There is little variety in the gameplay but what did you expect from a remake of Doom? While Half Life had the player fighting, it also wanted them to do a spot of puzzle solving and to navigate the environment. Doom 3 doesn't care so much about the other stuff - the vast majority of your time will be spent simply blasting things back to Hades. There will be some moments where you are presented with a minor non-combat related challenge, but to call them challenging would be generous. Most of the time, when you're not shooting things, you're picking up the PDA's belonging the staff of the facility, studying them for details of their previous owners and their fates, retrieving codes for ammo lockers or updating your security clearance so you can progress through that locked door (in other words, the coloured key cards from the original Doom). These can be entertaining asides from the real meat of the game (and can at times be quite haunting) and go a long way to creating the games incredible atmosphere, but for some they might sit at an incongruous angle to the rest of the game; slow in pace, compared to the adrenaline that constitutes 90% of proceedings. The plot too proves to be engaging enough, when it decides to stick around for a while, although is unlikely to convince cynics.
'Unlike Black Mesa, the UAC facility feels like a series of very similar looking levels'
Fortunately for Doom 3 then, the combat can be totally engrossing. It can, however, at times, also be hugely frustrating, particularly when you are surrounded by enemies who can savage you in seconds, or when fighting some of the game's boss creatures, and the weapons on offer aren't the sleekest looking of their respective types ever seen. Despite this though, blowing things up has never felt so good in a first person shooter and through sheer virtue of addictive combat, Doom 3 proves itself to be one of the most addictive shooters in recent history. The game features a plethora of familiar looking armaments, ranging from the good old shotgun and machine gun to more powerful offerings such as the plasma rifle and rocket launcher (and not forgetting the often satisfying chainsaw). It also gives the player access to power-ups, such as the berserk, which turns the player into a raging hulk of flailing fists. In the modern realm of games, where the emphasis is on being something closer to human, it's nice to be an unstoppable killing machine again. This is after all a game.
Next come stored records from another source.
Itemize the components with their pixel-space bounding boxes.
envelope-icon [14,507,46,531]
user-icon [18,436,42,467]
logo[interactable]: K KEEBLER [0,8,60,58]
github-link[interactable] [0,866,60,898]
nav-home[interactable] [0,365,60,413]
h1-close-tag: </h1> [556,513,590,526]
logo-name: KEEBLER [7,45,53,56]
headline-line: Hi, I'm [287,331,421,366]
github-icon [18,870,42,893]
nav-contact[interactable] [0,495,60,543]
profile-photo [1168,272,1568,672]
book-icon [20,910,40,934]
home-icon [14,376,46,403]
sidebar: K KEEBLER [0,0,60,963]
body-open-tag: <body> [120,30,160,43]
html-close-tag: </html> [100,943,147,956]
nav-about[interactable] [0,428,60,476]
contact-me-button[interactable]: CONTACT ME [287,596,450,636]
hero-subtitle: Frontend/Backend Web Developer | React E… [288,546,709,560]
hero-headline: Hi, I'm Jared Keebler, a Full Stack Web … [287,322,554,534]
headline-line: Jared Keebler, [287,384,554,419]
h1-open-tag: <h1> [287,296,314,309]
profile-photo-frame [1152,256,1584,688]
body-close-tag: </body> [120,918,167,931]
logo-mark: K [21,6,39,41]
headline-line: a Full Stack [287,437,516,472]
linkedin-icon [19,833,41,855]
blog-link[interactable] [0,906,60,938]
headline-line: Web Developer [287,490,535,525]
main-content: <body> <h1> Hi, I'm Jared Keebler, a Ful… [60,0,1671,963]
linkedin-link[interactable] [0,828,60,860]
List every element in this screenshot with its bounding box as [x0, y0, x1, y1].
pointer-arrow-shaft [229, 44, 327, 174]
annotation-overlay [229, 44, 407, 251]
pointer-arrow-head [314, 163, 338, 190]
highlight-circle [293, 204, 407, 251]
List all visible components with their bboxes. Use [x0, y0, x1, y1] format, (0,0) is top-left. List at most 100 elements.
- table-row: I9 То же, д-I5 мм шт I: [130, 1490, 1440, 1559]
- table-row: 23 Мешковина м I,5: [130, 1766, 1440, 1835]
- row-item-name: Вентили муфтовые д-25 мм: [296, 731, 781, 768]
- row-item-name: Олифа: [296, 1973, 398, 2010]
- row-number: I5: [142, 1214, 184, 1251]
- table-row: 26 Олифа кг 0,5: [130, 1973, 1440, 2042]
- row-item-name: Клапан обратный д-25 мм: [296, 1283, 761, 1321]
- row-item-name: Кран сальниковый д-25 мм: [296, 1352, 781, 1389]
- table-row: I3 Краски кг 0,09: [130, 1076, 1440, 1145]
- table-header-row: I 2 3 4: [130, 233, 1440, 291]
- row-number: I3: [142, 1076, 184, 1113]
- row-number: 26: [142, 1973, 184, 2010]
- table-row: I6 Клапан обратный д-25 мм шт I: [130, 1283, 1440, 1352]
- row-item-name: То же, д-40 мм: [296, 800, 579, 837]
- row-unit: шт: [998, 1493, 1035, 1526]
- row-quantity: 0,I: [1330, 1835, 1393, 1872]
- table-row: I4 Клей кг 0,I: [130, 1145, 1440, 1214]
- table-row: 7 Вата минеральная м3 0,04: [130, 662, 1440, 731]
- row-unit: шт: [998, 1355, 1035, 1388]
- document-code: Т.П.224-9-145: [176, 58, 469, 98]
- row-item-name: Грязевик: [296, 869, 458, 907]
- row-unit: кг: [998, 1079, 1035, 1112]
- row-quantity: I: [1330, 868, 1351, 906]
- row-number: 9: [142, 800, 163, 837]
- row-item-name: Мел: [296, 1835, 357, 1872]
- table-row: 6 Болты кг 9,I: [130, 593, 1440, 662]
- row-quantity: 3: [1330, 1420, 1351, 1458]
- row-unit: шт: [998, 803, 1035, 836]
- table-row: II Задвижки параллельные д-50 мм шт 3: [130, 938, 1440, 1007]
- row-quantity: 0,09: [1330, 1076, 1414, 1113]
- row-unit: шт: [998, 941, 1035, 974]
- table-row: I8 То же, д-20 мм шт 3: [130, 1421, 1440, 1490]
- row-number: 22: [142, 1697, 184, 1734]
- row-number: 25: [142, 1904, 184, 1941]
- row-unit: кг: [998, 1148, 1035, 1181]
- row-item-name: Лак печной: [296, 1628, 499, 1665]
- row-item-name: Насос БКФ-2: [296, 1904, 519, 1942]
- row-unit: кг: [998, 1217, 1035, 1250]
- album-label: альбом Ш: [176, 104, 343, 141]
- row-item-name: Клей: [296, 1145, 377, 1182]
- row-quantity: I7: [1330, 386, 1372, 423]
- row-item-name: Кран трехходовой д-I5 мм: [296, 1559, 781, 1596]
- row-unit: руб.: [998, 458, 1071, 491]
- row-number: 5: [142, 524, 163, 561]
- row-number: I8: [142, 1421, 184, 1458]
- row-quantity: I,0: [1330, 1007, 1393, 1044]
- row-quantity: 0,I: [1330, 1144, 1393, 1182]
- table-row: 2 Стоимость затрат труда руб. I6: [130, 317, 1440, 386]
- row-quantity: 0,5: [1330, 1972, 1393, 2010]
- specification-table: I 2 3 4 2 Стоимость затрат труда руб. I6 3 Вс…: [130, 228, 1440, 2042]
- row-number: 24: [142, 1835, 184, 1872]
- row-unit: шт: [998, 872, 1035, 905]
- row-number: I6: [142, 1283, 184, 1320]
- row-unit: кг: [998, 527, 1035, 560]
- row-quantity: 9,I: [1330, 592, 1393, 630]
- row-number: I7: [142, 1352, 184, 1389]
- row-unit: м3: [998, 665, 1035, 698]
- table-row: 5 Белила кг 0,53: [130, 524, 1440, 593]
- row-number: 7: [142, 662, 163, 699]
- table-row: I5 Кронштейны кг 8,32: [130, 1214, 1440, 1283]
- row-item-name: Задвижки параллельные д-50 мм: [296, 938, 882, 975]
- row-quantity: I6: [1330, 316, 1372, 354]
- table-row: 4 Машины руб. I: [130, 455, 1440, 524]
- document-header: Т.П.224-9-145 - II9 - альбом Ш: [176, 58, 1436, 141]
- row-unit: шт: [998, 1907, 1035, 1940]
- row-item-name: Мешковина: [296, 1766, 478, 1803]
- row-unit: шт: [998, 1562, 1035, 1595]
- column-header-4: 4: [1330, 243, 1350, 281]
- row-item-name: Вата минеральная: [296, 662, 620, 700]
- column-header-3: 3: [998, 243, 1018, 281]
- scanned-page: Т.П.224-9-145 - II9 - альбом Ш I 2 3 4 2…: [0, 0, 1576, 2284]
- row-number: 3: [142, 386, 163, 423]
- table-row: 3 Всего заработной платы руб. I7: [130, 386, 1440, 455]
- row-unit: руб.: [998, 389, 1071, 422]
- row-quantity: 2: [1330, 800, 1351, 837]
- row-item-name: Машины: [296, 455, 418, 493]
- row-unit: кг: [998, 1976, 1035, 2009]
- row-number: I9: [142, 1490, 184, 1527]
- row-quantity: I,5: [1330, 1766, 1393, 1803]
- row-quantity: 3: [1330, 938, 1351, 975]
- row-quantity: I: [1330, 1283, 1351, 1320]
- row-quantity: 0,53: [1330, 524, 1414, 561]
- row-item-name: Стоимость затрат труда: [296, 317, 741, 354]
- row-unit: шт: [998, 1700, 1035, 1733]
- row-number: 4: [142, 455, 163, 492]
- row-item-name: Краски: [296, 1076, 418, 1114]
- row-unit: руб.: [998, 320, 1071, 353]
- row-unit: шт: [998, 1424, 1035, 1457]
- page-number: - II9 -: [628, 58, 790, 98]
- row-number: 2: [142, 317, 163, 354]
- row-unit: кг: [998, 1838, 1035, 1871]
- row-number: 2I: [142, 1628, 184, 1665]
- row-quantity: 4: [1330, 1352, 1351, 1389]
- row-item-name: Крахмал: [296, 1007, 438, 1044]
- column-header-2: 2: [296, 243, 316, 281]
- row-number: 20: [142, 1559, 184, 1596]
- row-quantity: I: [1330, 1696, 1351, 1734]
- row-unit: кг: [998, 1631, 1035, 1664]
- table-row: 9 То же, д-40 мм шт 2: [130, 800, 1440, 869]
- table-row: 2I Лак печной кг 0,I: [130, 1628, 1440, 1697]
To truly feel how nerve racking the game can be you'd be best to avoid excessive use of the quick save function. Enemies teleport in front and behind unexpectedly, appear from hidden compartments and generally go out of their way to freak you out. Saving every few seconds makes the game a lot easier, but removes a huge chunk of fear from the game.
Sound is used to very great effect, whether it be the foreboding humming of the base, beastly grunts and screams or the ethereal threats of Dr Betruger. Set pieces, too, prove to break up the corridor blasting and door-unlocking by offering the player other tasks to take care of. There are a number of excellently devised sections where the player has to follow a small amount of light through a completely dark area of the base and the tension during these sections prove to be some of the highlight moments of the game. A few more moments like this would have helped remove a little of the tedium that sets in the further you get into the game; blasting hell beasts back home is a lot if fun, but a few more changes in pace would have been nice.